2、对黑羽番鸭早期体重生长曲线进行了拟合,结果显示Logistic、Gompertz、Von Bertalanffy3种曲线模型均能较好拟合黑羽番鸭的生长曲线,其中Gompertz模型在估计黑羽番鸭早期体重效果更优。Gompertz模型估计公鸭拐点体重和时间分别为1309.9g、5.3w,母鸭拐点体重和时间分别为754.7g、4.2w。Gompertz曲线模型结果可以为黑羽番鸭培育提供参考。
3、黑羽番鸭屠宰性能测定结果表明,除腹脂重外,黑羽番鸭公鸭所有屠宰指标及比率均极显著高于母鸭(P<0.01)。肉品质测定结果发现,公鸭胸肌剪切力和腿肌失水率显著高于母鸭(P<0.05);公鸭胸肌铁、铜含量显著高于母鸭,腿肌4种矿物元素含量均显著高于母鸭(P<0.05);胸肌中铁、铜、镁含量显著高于腿肌,锌含量显著低于腿肌(P<0.05)。母鸭腿肌中肌苷酸含量显著高于公鸭(P<0.05)。肌肉中部分氨基酸含量在不同性别的组织中有显著差异(P<0.05)。这些结果显示不同组织、不同性别会影响肌肉肉品质。
4、利用同源克隆策略,获得了黑羽番鸭生长激素基因(GH)761bp的cDNA序列,包括651bp的编码区,编码216个氨基酸。与禽类GH基因核苷酸和氨基酸序列同源性均在90%以上,与人和哺乳动物同源性在55%-77%之间。实时荧光定量PCR检测结果显示,GH基因在第2周龄肌肉中mRNA表达量最高;第4周龄发生了大幅度下降;在第6周龄时胸肌中表达量有所回升,腿肌仍然处于较低水平;在以后的周龄中维持在一定水平。
5、利用同源克隆策略,获得了黑羽番鸭脂蛋白脂酶基因(LPL)1515bp的cDNA序列,包括1485bp的编码区,编码494个氨基酸。与禽类LPL基因核苷酸和氨基酸序列同源性均在90%以上,与人和哺乳动物同源性在70%-75%之间。实时荧光定量PCR检测结果显示,LPL基因在第2周龄肌肉组织中mRNA表达量较低,在第4周龄出现大幅度上升;在第6周龄公鸭胸、腿肌中表达量继续上升,然后下降并维持在较低水平;母鸭腿肌中LPL基因mRNA表达量起伏变化,胸肌维持在较低水平。

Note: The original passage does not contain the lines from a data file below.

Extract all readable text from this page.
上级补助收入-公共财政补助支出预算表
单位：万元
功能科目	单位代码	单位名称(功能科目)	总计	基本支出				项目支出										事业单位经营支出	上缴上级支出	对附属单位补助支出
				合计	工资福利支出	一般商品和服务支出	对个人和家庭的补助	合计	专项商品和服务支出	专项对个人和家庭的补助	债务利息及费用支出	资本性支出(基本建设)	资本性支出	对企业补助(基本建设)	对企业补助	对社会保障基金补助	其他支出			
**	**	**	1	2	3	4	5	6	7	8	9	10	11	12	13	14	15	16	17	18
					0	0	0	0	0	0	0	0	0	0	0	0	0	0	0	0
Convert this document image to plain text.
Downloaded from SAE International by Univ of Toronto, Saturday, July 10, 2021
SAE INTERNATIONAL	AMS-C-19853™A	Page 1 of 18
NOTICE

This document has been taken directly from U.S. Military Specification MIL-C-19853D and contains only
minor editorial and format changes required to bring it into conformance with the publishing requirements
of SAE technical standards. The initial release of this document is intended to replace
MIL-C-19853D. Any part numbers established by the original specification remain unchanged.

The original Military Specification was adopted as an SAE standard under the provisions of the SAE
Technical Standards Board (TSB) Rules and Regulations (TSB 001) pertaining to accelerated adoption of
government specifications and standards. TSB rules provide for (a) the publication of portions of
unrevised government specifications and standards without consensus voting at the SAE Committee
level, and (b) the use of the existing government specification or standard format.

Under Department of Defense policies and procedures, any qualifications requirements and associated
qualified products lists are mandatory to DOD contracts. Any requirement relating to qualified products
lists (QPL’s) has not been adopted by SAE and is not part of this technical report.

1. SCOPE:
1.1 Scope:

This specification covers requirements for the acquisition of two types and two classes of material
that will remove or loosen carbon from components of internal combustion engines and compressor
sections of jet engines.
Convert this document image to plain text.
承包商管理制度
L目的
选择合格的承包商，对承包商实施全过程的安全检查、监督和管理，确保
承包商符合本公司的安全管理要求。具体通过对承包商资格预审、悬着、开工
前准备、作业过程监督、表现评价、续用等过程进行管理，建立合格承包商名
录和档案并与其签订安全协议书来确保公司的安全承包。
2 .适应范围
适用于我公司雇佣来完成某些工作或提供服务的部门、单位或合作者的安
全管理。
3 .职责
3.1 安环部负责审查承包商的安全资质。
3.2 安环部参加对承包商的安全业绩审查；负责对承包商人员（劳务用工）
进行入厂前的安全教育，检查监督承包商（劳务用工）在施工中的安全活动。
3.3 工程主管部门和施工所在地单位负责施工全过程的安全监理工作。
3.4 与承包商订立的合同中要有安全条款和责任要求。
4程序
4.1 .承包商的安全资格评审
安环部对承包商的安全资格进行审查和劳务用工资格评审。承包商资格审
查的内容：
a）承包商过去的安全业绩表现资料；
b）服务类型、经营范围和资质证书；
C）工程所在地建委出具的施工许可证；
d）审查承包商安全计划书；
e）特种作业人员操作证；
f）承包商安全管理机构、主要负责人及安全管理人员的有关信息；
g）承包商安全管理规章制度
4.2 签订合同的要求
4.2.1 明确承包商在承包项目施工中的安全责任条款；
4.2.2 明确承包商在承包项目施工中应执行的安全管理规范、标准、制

6、利用PCR-SSCP技术,在GH基因第1内含子上发现了A1251C、A1322G、T1378C、 G1440A、G945A,T1039G共6个SNP,群体平均纯合度为0.5030,多态信息含量为0.3735。前4个点突变形成了AA、AB、BB3种基因型,在番鸭早期生长发育过程中,BB型公鸭体重在不同周龄时处于最高值;在13周龄屠宰时,公鸭BB型的宰前活重、屠体重、半净膛重、全净膛重显著高于AA型和AB型(P<0.05);在内脏组织中,BB型腹脂重、心重显著高于AB型(P<0.05);AA型、AB型、BB型3种基因型间屠宰指标百分比无显著差异(P>0.05);母鸭所有指标在3种基因型间均无显著差异(P>0.05)。后2个点突变形成了CC、CD、DD3种基因型,在番鸭早期生长发育过程中,CC型公鸭体重在不同周龄时处于最高值;在13周龄屠宰时。公鸭CC型的宰前活重、屠体重、半净膛重、全净膛重、腹脂重、腺肌胃重显著高于CD型和DD型(P<0.05);CC型心重显著高于CD型(P<0.05);CC型、CD型、DD型3种基因型间屠宰指标百分比无显著差异(P>0.05)。母鸭所有指标在3种基因型间均无显著差异(P>0.05)。这些关联分析表明B、C基因可能是公鸭早期增重的有利基因,在母鸭上还需进一步验证。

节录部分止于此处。